Cet obscur objet du désir
Réalisé en 1977, Cet obscur objet du désir est le dernier film de Luis Bunuel, cinéaste majeur à qui l’on doit une poignée de chefs‑d’œuvre, parmi lesquels L’âge d’or, Los Olvidados, Belle de jour ou encore Le charme discret de la bourgeoisie.

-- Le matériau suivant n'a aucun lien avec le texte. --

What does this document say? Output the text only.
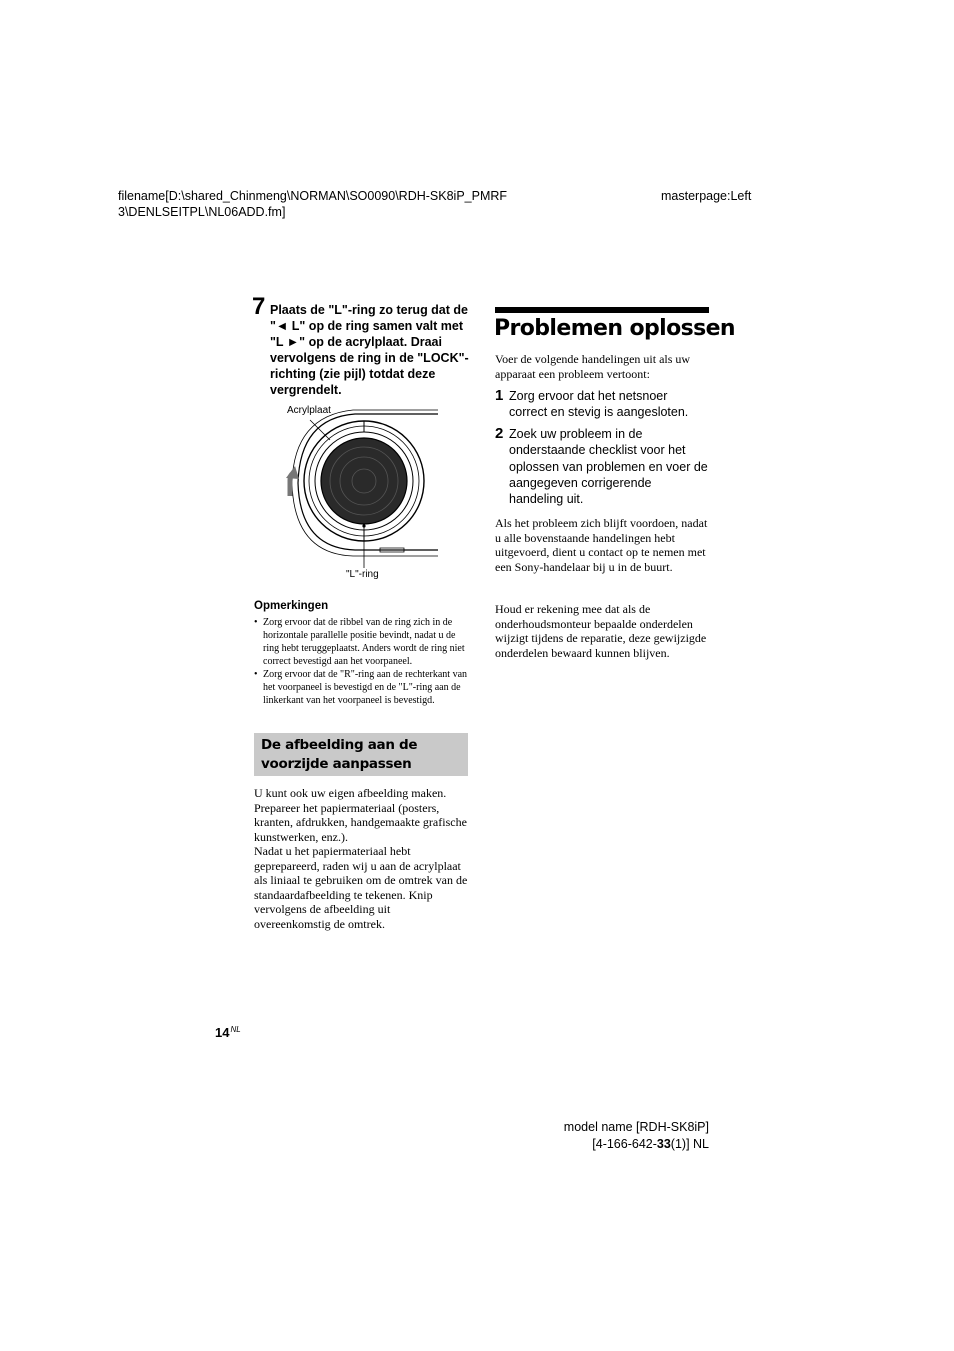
filename[D:\shared_Chinmeng\NORMAN\SO0090\RDH-SK8iP_PMRF 3\DENLSEITPL\NL06ADD.fm]
masterpage:Left
7 Plaats de "L"-ring zo terug dat de "◄ L" op de ring samen valt met "L ►" op de acrylplaat. Draai vervolgens de ring in de "LOCK"-richting (zie pijl) totdat deze vergrendelt.
Acrylplaat
"L"-ring
Opmerkingen
• Zorg ervoor dat de ribbel van de ring zich in de horizontale parallelle positie bevindt, nadat u de ring hebt teruggeplaatst. Anders wordt de ring niet correct bevestigd aan het voorpaneel.
• Zorg ervoor dat de "R"-ring aan de rechterkant van het voorpaneel is bevestigd en de "L"-ring aan de linkerkant van het voorpaneel is bevestigd.
De afbeelding aan de voorzijde aanpassen
U kunt ook uw eigen afbeelding maken. Prepareer het papiermateriaal (posters, kranten, afdrukken, handgemaakte grafische kunstwerken, enz.).
Nadat u het papiermateriaal hebt geprepareerd, raden wij u aan de acrylplaat als liniaal te gebruiken om de omtrek van de standaardafbeelding te tekenen. Knip vervolgens de afbeelding uit overeenkomstig de omtrek.
Problemen oplossen
Voer de volgende handelingen uit als uw apparaat een probleem vertoont:
1 Zorg ervoor dat het netsnoer correct en stevig is aangesloten.
2 Zoek uw probleem in de onderstaande checklist voor het oplossen van problemen en voer de aangegeven corrigerende handeling uit.
Als het probleem zich blijft voordoen, nadat u alle bovenstaande handelingen hebt uitgevoerd, dient u contact op te nemen met een Sony-handelaar bij u in de buurt.
Houd er rekening mee dat als de onderhoudsmonteur bepaalde onderdelen wijzigt tijdens de reparatie, deze gewijzigde onderdelen bewaard kunnen blijven.
$14^{NL}$
model name [RDH-SK8iP]
[4-166-642-33(1)] NL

Cet obscur objet du désir, avec La femme et le pantin de Joseph von Sternberg (avec Marlene Dietrich), est la plus célèbre des quatre adaptations du roman éponyme de Pierre Louys. Rappelons l’histoire, qui tient d’ailleurs du concept : un homme d’âge mûr (interprété par Fernando Rey) désire une jeune femme, sa servante, qui ne cesse de se dérober. À chaque fois que l’occasion se présente de posséder enfin son corps, un obstacle ou un événement imprévu l’en empêche.
Métaphore de l’impossible possession du corps de la femme par l’homme, Cet obscur objet du désir baigne dans un climat d’onirisme et d’insécurité constante (le film s’ouvre et se clôt par un attentat), et surtout, repose sur une originalité aussi étrange que prodigieuse : Bunuel eut en effet l’idée de faire interpréter le rôle de la jeune femme, Conchita, par deux actrices différentes, Carole Bouquet et Angelina Molina, manière d’exprimer à merveille le trouble de ce bourgeois vieillissant (mais aussi du spectateur) et l’impossible fixation du désir masculin.
Le film se clôt enfin par une image énigmatique mais célèbre ‑dans une vitrine, une femme recoud un vêtement en dentelle taché de sang‑ que les Bunueliens ont rapproché du fameux plan de l’œil déchiré par un rasoir au début d’Un chien andalou, son premier film.